Sunday, November 09, 2008

Nothing Succeeds like Success - Given the Chance....

Chris's home, Chris and brother, Jenny, Chris's father.
A particular success story is that our support for Chrysanthus, our neighbour's nephew from Dondomoteng (see photos above) is proving to be very worthwhile; his school exam results were very good and we are now supporting him with some extra studies, some accommodation and a bicycle to get around on in Wa - we sense a long-term investment coming on here! He is a very capable and decent young man, from a very poor family, he is the first one to even go to Secondary School. What we would like to do is to try and find some sponsorship so that he can progress to University, either here or in the UK - We are sure that he would acquit himself well and any sponsor could be sure of making a sound investment.

In general life is pretty good here
, about 90 degrees inside our Teachers' Resource Centre, in Lawra (where we work) today, just a little different from the October snow in the UK. We have beeen working hard here but we have also made sure that we have travelled and explored Ghana and surrounding countries.
We are now entering a season called the Harmattan - it is very hot and windy during the day - coming from the Sahara desert - but quite cool at night, we even have to put a blanket on sometimes!
We have a few months (5) remaining in Lawra and we are beginning to wonder how we will cope with the luxury and prosperity of the UK.

Our way of life here is very different
: at about 4.00 a.m. the call to prayer at our local mosque is the first thing to disturb our sleep, followed soon after by the many cockerels (they do not seem to be able to crow at the same time here!), then we hear the first villagers and school children pumping water at the borehole, then it's the school's wake up alarm (a piece of wood banging on a big metal bar), then it's the Guinea fowl, turkeys, goats, and cows that parade by and graze around the house sniffing, snorting and scrapping; then it's our neighbour's motorbike (about 6.00) as he goes off to the village shop, then it's Jenny showering pouring luke warm water over herself with a cup from our bucket of bore hole water - such luxury! Breakfast at 7.00 - work at 08.00; and we are supposed to be retired!
Amongst the things we will not miss will be the snakes (four around the house to date), scorpions, the myriad of flies in the evenings (inside - May to October) and the long dark nights - 6.00pm - 6.00-am every day throughout the year; but UK is a long time away yet as we intend to finish here on March 31st 2009 and then travel south, arriving back in the UK, probably at the beginning of September; more of that another time.

Jenny is having a very domesticated week this week; she works really hard at the TRC but she still made a date and walnut cake, a chocolate cake and some hummous this week - fantastic, a real treat.

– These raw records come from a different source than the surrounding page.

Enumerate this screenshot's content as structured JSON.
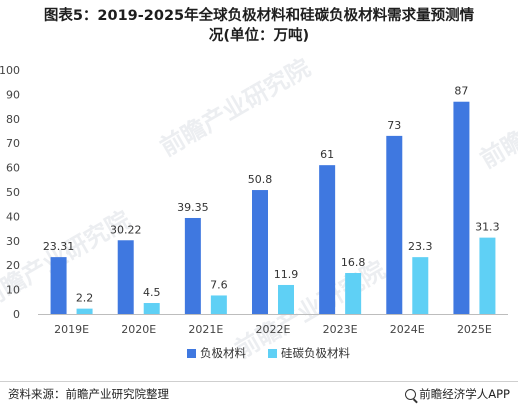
{
  "title": {
    "line1": "图表5：2019-2025年全球负极材料和硅碳负极材料需求量预测情",
    "line2": "况(单位：万吨)"
  },
  "chart_data": {
    "type": "bar",
    "categories": [
      "2019E",
      "2020E",
      "2021E",
      "2022E",
      "2023E",
      "2024E",
      "2025E"
    ],
    "series": [
      {
        "name": "负极材料",
        "values": [
          23.31,
          30.22,
          39.35,
          50.8,
          61,
          73,
          87
        ],
        "labels": [
          "23.31",
          "30.22",
          "39.35",
          "50.8",
          "61",
          "73",
          "87"
        ],
        "color": "#3f78e0"
      },
      {
        "name": "硅碳负极材料",
        "values": [
          2.2,
          4.5,
          7.6,
          11.9,
          16.8,
          23.3,
          31.3
        ],
        "labels": [
          "2.2",
          "4.5",
          "7.6",
          "11.9",
          "16.8",
          "23.3",
          "31.3"
        ],
        "color": "#5fd0f5"
      }
    ],
    "ylim": [
      0,
      100
    ],
    "yticks": [
      0,
      10,
      20,
      30,
      40,
      50,
      60,
      70,
      80,
      90,
      100
    ],
    "grid": false,
    "legend_position": "bottom"
  },
  "footer": {
    "source": "资料来源：前瞻产业研究院整理",
    "brand": "前瞻经济学人APP"
  },
  "watermarks": [
    "前瞻产业研究院",
    "前瞻产业研究院",
    "前瞻产业研究院",
    "前瞻"
  ]
}
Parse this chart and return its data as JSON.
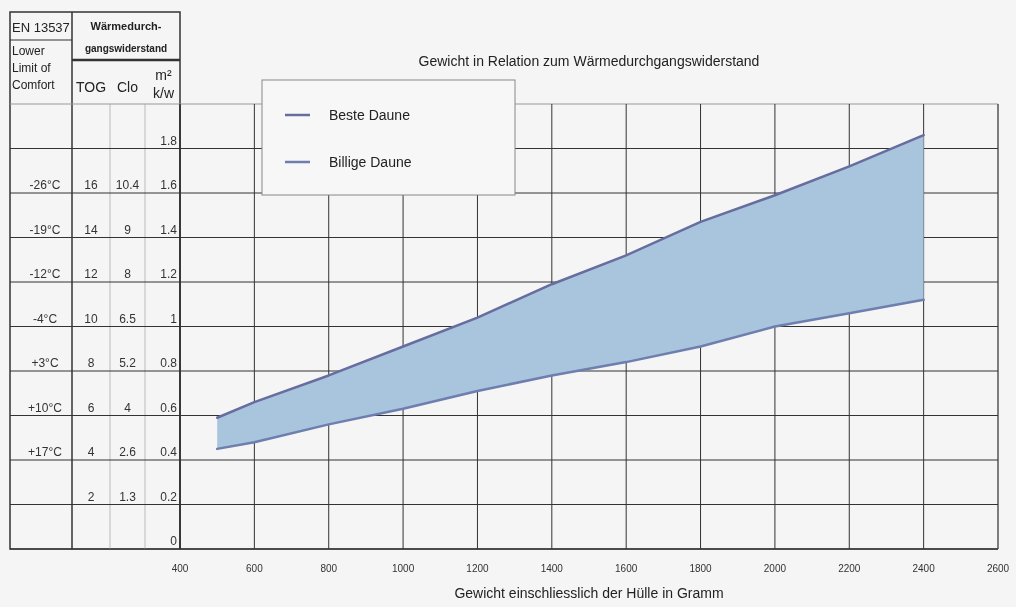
{
  "chart_data": {
    "type": "line",
    "title": "Gewicht in Relation zum Wärmedurchgangswiderstand",
    "xlabel": "Gewicht einschliesslich der Hülle in Gramm",
    "ylabel": "m² k/w",
    "y2label": "TOG",
    "y3label": "Clo",
    "annotations": [
      "EN 13537",
      "Wärmedurch-gangswiderstand",
      "Lower Limit of Comfort",
      "+17°C",
      "+10°C",
      "+3°C",
      "-4°C",
      "-12°C",
      "-19°C",
      "-26°C"
    ],
    "x": [
      500,
      600,
      800,
      1000,
      1200,
      1400,
      1600,
      1800,
      2000,
      2200,
      2400
    ],
    "series": [
      {
        "name": "Beste Daune",
        "color": "#676d9e",
        "values": [
          0.59,
          0.66,
          0.78,
          0.91,
          1.04,
          1.19,
          1.32,
          1.47,
          1.59,
          1.72,
          1.86
        ],
        "lower": [
          0.45,
          0.48,
          0.56,
          0.63,
          0.71,
          0.78,
          0.84,
          0.91,
          1.0,
          1.06,
          1.12
        ],
        "upper": [
          0.59,
          0.66,
          0.78,
          0.91,
          1.04,
          1.19,
          1.32,
          1.47,
          1.59,
          1.72,
          1.86
        ]
      },
      {
        "name": "Billige Daune",
        "color": "#6e7eae",
        "values": [
          0.45,
          0.48,
          0.56,
          0.63,
          0.71,
          0.78,
          0.84,
          0.91,
          1.0,
          1.06,
          1.12
        ]
      }
    ],
    "xlim": [
      400,
      2600
    ],
    "xticks": [
      400,
      600,
      800,
      1000,
      1200,
      1400,
      1600,
      1800,
      2000,
      2200,
      2400,
      2600
    ],
    "ylim": [
      0,
      2.0
    ],
    "yticks": [
      0,
      0.2,
      0.4,
      0.6,
      0.8,
      1,
      1.2,
      1.4,
      1.6,
      1.8
    ],
    "y2lim": [
      0,
      20
    ],
    "y2ticks": [
      2,
      4,
      6,
      8,
      10,
      12,
      14,
      16
    ],
    "y3lim": [
      0,
      13
    ],
    "y3ticks": [
      {
        "value": 1.3,
        "label": "1.3"
      },
      {
        "value": 2.6,
        "label": "2.6"
      },
      {
        "value": 3.9,
        "label": "4"
      },
      {
        "value": 5.2,
        "label": "5.2"
      },
      {
        "value": 6.5,
        "label": "6.5"
      },
      {
        "value": 7.8,
        "label": "8"
      },
      {
        "value": 9.1,
        "label": "9"
      },
      {
        "value": 10.4,
        "label": "10.4"
      }
    ],
    "grid": true,
    "legend": "top left"
  }
}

My contributions, over time, have been home made mango chutney, lime pickle and orange and lime marmalade. Enough for now, if we start talking about the food that we do and do not have we will be here all night.
Jenny and her VSO colleague, Ruth, are facing a bit of a quandry at present with the Kindergartens (KG) project they are involved with; the KG staff have not been paid for 10 months and have just embarked on strike action (wouldn't you? , they are paid only £6 per month!) - unfortunately this is just the time when vital training and investment is being put into action - a real dilemma. Onwards and upwards!